Witness Online

The Cry for Freedom

The Cry for Freedom

We hadn’t done anything, but we were there with them. Standing close enough to feel their grief. So close that our tears fell on each other’s shoulders while they shook. These were no longer just stories. These were people. Friends. Precious friends.

We were at a peace camp in northern Iraq, a region that has seen some of the world’s most brutal atrocities in recent years. The camp gathered together young people from different backgrounds to share their stories and their desires for peace. But God had something even more amazing in mind. On the second day of the camp, there was a talent show when participants were given opportunity to get to know each other better by sharing their gifts. One of the North Americans sang a song, an Iraqi told a joke, and some of the Yazidis performed a dance.

But everything changed when Amar, a young Yazidi from a nearby refugee camp, approached the front to read a poem. It was brutally honest. He spoke openly about the horrors of war that he and his family had experienced, how Muslim extremists had invaded their village and forced them to escape to a nearby mountain. Many fled barefoot, the trails scorching their feet as they ran towards safety. Amar had climbed the mountain twice, carrying his family members who were not strong enough to make the journey. They waited for days without water, without food and without hope. Those who remained in the village were either killed or captured. Others died on the mountaintop from exhaustion and dehydration. Those who survived ended up in refugee camps within the borders of their own country. White tents lined up row by row, separated by dusty trails. Thousands of tents. Thousands of people. Thousands of sad stories.

As Amar shared, his face was marked by grief. Upon finishing his poem, he looked into our eyes. The room was silent. The talent show was over.

Then he told us that, just a few days earlier, his friend had received a message from the extremist forces demanding an exorbitant ransom for the return of his sister. “What should I do?” Amar asked.

His question hung in the air. No one answered him. He turned to those of us from North American and asked again, his voice getting louder, “What do you think I should do?”

One of my co-workers, Dan, rose to stand next to Amar. He addressed the group, explaining that there was very little at that moment that any of us could do to change the situation. But he also said that he believed in a God who cared, a God who hears the cries of the oppressed. He asked Amar if we could cry out to God on his friend’s behalf.

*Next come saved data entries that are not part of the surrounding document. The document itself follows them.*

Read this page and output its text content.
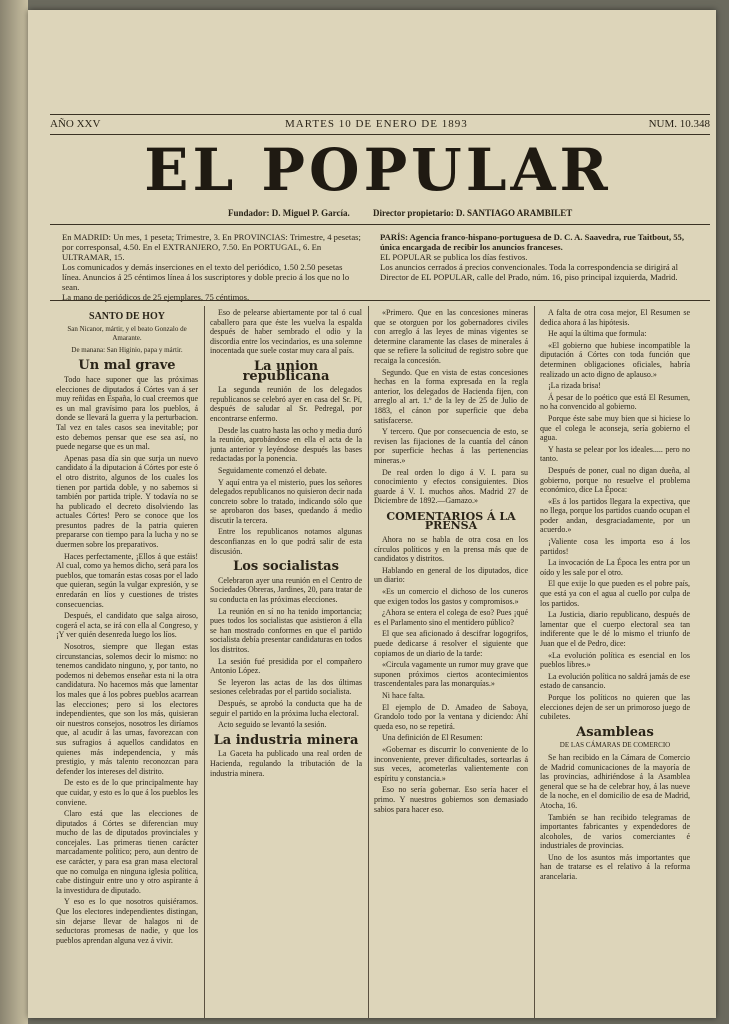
AÑO XXV	MARTES 10 DE ENERO DE 1893	NUM. 10.348
EL POPULAR
Fundador: D. Miguel P. García.	Director propietario: D. SANTIAGO ARAMBILET
En MADRID: Un mes, 1 peseta; Trimestre, 3. En PROVINCIAS: Trimestre, 4 pesetas; por corresponsal, 4.50. En el EXTRANJERO, 7.50. En PORTUGAL, 6. En ULTRAMAR, 15.
Los comunicados y demás inserciones en el texto del periódico, 1.50 2.50 pesetas línea. Anuncios á 25 céntimos línea á los suscriptores y doble precio á los que no lo sean.
La mano de periódicos de 25 ejemplares, 75 céntimos.
PARÍS: Agencia franco-hispano-portuguesa de D. C. A. Saavedra, rue Taitbout, 55, única encargada de recibir los anuncios franceses.
EL POPULAR se publica los días festivos.
Los anuncios cerrados á precios convencionales. Toda la correspondencia se dirigirá al Director de EL POPULAR, calle del Prado, núm. 16, piso principal izquierda, Madrid.
SANTO DE HOY
San Nicanor, mártir, y el beato Gonzalo de Amarante.
De manana: San Higinio, papa y mártir.
Un mal grave

Todo hace suponer que las próximas elecciones de diputados á Córtes van á ser muy reñidas en España, lo cual creemos que es un mal gravísimo para los pueblos, á donde se llevará la guerra y la perturbacion. Tal vez en tales casos sea inevitable; por esto debemos pensar que ese sea así, no puede negarse que es un mal.

Apenas pasa día sin que surja un nuevo candidato á la diputacion á Córtes por este ó el otro distrito, algunos de los cuales los tienen por partida doble, y no sabemos si también por partida triple. Y todavía no se ha publicado el decreto disolviendo las actuales Córtes! Pero se conoce que los presuntos padres de la patria quieren prepararse con tiempo para la lucha y no se duermen sobre los preparativos.

Haces perfectamente, ¡Ellos á que estáis! Al cual, como ya hemos dicho, será para los pueblos, que tomarán estas cosas por el lado que quieran, según la vulgar expresión, y se enredarán en líos y cuestiones de tristes consecuencias.

Después, el candidato que salga airoso, cogerá el acta, se irá con ella al Congreso, y ¡Y ver quién desenreda luego los líos.

Nosotros, siempre que llegan estas circunstancias, solemos decir lo mismo: no tenemos candidato ninguno, y, por tanto, no podemos ni debemos enseñar esta ni la otra candidatura. No hacemos más que lamentar los males que á los pobres pueblos acarrean las elecciones; pero si los electores independientes, que son los más, quisieran oir nuestros consejos, nosotros les diríamos que, al acudir á las urnas, favorezcan con sus sufragios á aquellos candidatos en quienes más independencia, y más prestigio, y más talento reconozcan para defender los intereses del distrito.

De esto es de lo que principalmente hay que cuidar, y esto es lo que á los pueblos les conviene.

Claro está que las elecciones de diputados á Córtes se diferencian muy mucho de las de diputados provinciales y concejales. Las primeras tienen carácter marcadamente político; pero, aun dentro de ese carácter, y para esa gran masa electoral que no comulga en ninguna iglesia política, cabe distinguir entre uno y otro aspirante á la investidura de diputado.

Y eso es lo que nosotros quisiéramos. Que los electores independientes distingan, sin dejarse llevar de halagos ni de seductoras promesas de nadie, y que los pueblos aprendan alguna vez á vivir.

Eso de pelearse abiertamente por tal ó cual caballero para que éste les vuelva la espalda después de haber sembrado el odio y la discordia entre los vecindarios, es una solemne inocentada que suele costar muy cara al país.

La union republicana

La segunda reunión de los delegados republicanos se celebró ayer en casa del Sr. Pí, después de saludar al Sr. Pedregal, por encontrarse enfermo.

Desde las cuatro hasta las ocho y media duró la reunión, aprobándose en ella el acta de la junta anterior y leyéndose después las bases redactadas por la ponencia.

Seguidamente comenzó el debate.

Y aquí entra ya el misterio, pues los señores delegados republicanos no quisieron decir nada concreto sobre lo tratado, indicando sólo que se aprobaron dos bases, quedando á medio discutir la tercera.

Entre los republicanos notamos algunas desconfianzas en lo que podrá salir de esta discusión.

Los socialistas

Celebraron ayer una reunión en el Centro de Sociedades Obreras, Jardines, 20, para tratar de su conducta en las próximas elecciones.

La reunión en sí no ha tenido importancia; pues todos los socialistas que asistieron á ella se han mostrado conformes en que el partido socialista debía presentar candidaturas en todos los distritos.

La sesión fué presidida por el compañero Antonio López.

Se leyeron las actas de las dos últimas sesiones celebradas por el partido socialista.

Después, se aprobó la conducta que ha de seguir el partido en la próxima lucha electoral.

Acto seguido se levantó la sesión.

La industria minera

La Gaceta ha publicado una real orden de Hacienda, regulando la tributación de la industria minera.

«Primero. Que en las concesiones mineras que se otorguen por los gobernadores civiles con arreglo á las leyes de minas vigentes se determine claramente las clases de minerales á que se refiere la solicitud de registro sobre que recaiga la concesión.

Segundo. Que en vista de estas concesiones hechas en la forma expresada en la regla anterior, los delegados de Hacienda fijen, con arreglo al art. 1.º de la ley de 25 de Julio de 1883, el cánon por superficie que deba satisfacerse.

Y tercero. Que por consecuencia de esto, se revisen las fijaciones de la cuantía del cánon por superficie hechas á las pertenencias mineras.»

De real orden lo digo á V. I. para su conocimiento y efectos consiguientes. Dios guarde á V. I. muchos años. Madrid 27 de Diciembre de 1892.—Gamazo.»

COMENTARIOS Á LA PRENSA

Ahora no se habla de otra cosa en los círculos políticos y en la prensa más que de candidatos y distritos.

Hablando en general de los diputados, dice un diario:

«Es un comercio el dichoso de los cuneros que exigen todos los gastos y compromisos.»

¿Ahora se entera el colega de eso? Pues ¡qué es el Parlamento sino el mentidero público?

El que sea aficionado á descifrar logogrifos, puede dedicarse á resolver el siguiente que copiamos de un diario de la tarde:

«Circula vagamente un rumor muy grave que suponen próximos ciertos acontecimientos trascendentales para las monarquías.»

Ni hace falta.

El ejemplo de D. Amadeo de Saboya, Grandolo todo por la ventana y diciendo: Ahí queda eso, no se repetirá.

Una definición de El Resumen:

«Gobernar es discurrir lo conveniente de lo inconveniente, prever dificultades, sortearlas á sus veces, acometerlas valientemente con espíritu y constancia.»

Eso no sería gobernar. Eso sería hacer el primo. Y nuestros gobiernos son demasiado sabios para hacer eso.

A falta de otra cosa mejor, El Resumen se dedica ahora á las hipótesis.

He aquí la última que formula:

«El gobierno que hubiese incompatible la diputación á Córtes con toda función que determinen obligaciones oficiales, habría realizado un acto digno de aplauso.»

¡La rizada brisa!

Á pesar de lo poético que está El Resumen, no ha convencido al gobierno.

Porque éste sabe muy bien que si hiciese lo que el colega le aconseja, sería gobierno el agua.

Y hasta se pelear por los ideales..... pero no tanto.

Después de poner, cual no digan dueña, al gobierno, porque no resuelve el problema económico, dice La Época:

«Es á los partidos llegara la expectiva, que no llega, porque los partidos cuando ocupan el poder andan, desgraciadamente, por un acuerdo.»

¡Valiente cosa les importa eso á los partidos!

La invocación de La Época les entra por un oído y les sale por el otro.

El que exije lo que pueden es el pobre país, que está ya con el agua al cuello por culpa de los partidos.

La Justicia, diario republicano, después de lamentar que el cuerpo electoral sea tan indiferente que le dé lo mismo el triunfo de Juan que el de Pedro, dice:

«La evolución política es esencial en los pueblos libres.»

La evolución política no saldrá jamás de ese estado de cansancio.

Porque los políticos no quieren que las elecciones dejen de ser un primoroso juego de cubiletes.

Asambleas
DE LAS CÁMARAS DE COMERCIO

Se han recibido en la Cámara de Comercio de Madrid comunicaciones de la mayoría de las provincias, adhiriéndose á la Asamblea general que se ha de celebrar hoy, á las nueve de la noche, en el domicilio de esa de Madrid, Atocha, 16.

También se han recibido telegramas de importantes fabricantes y expendedores de alcoholes, de varios comerciantes é industriales de provincias.

Uno de los asuntos más importantes que han de tratarse es el relativo á la reforma arancelaria.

As we circled around Amar to pray for this missing girl, many of us in the room began to weep. Dan felt the prompting of the Holy Spirit to proclaim freedom into this situation and to cry out in a loud voice. He warned us all so that we would not be shocked.

From the depths of his soul, Dan cried out: “Freedom!”

It was deafening.

Seconds later, a young man echoed the cry from the back of the room: “Freedom!”

The emotion in the room was palpable. The hope was real.

We invited others into the circle, those that also had loved ones who were still missing or known to be kidnapped by extremist groups. More than half of the people in the room stepped forward while we offered fervent prayers to God on behalf of their suffering. There were many more tears as the circle tightened. Brothers and sisters of different nations stood shoulder to shoulder.

As the prayer time came to a close, one of the young Yazidis at the back of the room presented a large white poster board inscribed with a message that he had just written:

“Dear Christians who have come from long distances away to plant peace flowers in our lands, we do welcome you on this land. We like sharing thoughts with you. You are a piece of us now and we are the same to you.”

What happened next was even more amazing. One of the participants stepped forward to address the group. His name was Habib and he was an Iraqi Muslim. His own family had been refugees twice and found themselves attending a peace camp the year before in a neighboring country. Moved by what his family shared with him about their experience, Habib was eager to participate in this peace camp, in a country that he still calls home. He said that he had something to say specifically to Amar and the other Yazidis in the group.

“I am a Muslim,” Habib began, “and I am sorry for how my people have treated you. We have allowed extremist groups from within our midst to persecute you and torture you. We have ignored you in your plight. As an Iraqi Muslim, I want to ask your forgiveness for what we have done to you.” The impact was immediate. One of the Yazidi men approached Habib and embraced him. As the two men hugged, a sense of hope and love filled the room. People were once again moved to tears and their hearts yearned for peace like never before.

For those of us in the room who were praying and asking God to reveal himself to these people, the presence of God’s Spirit in the room was unmistakable. In the midst of all the darkness and pain in this region, God was shining his light. The Prince of Peace had come to show the way.